See how there's space above the 2 Cup markings?
This is a liquid measuring cup. Use this one.
- Add pepper to taste and violently stir some more - until homogeneously combined.
- To the pre-cooked pie crust, add some cheese, then some bacon & onion, then a little more cheese, then the rest of the bacon & onion, then the rest of the cheese (it's a cheese-meat-cheese-meat-cheese sandwich).
- Pour the egg mixture over the whole thing, slowly. If you're using a shallow pie plate, you might not use all the egg mixture. If you're using a deep pie plate, well, remember that next time and slightly increase all the ingredients to fill-up your bottomless pie bucket of a plate.
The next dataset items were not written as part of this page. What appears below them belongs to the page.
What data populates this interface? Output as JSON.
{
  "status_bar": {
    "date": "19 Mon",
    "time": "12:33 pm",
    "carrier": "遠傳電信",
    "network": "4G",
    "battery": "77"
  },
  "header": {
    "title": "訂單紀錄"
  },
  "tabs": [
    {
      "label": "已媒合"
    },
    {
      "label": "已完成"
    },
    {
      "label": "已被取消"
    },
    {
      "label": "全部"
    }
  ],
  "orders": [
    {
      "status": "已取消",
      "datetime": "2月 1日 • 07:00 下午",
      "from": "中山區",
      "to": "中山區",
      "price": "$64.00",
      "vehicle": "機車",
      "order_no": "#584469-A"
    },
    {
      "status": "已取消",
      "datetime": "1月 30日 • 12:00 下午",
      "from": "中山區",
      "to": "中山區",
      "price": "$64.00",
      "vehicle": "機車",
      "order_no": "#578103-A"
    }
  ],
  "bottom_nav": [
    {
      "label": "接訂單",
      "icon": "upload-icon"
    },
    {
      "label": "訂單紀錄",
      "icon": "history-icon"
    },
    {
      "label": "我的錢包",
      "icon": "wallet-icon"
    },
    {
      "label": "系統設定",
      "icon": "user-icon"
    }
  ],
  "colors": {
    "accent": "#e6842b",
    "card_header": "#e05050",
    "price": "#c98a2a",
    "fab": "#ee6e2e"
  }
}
Sheesh.
- Carefully place the quiche into the oven and cook at 350 for ~45 minutes. At 40 minutes, check the quiche by lightly jiggling the dish - if the center doesn't move (or moves very little), the quiche is done. Otherwise, cook a few more minutes and check again.
- Allow to cool slightly (like 10-15 minutes) and then cut into wedges and eat.
RECIPE NOTES
- What kind of cheese should I use? >> That's all about personal preference. I think Swiss goes pretty well with bacon and onion, but so does sharp cheddar. You want something with some flavor - stay away from mozzarella or Monterey Jack.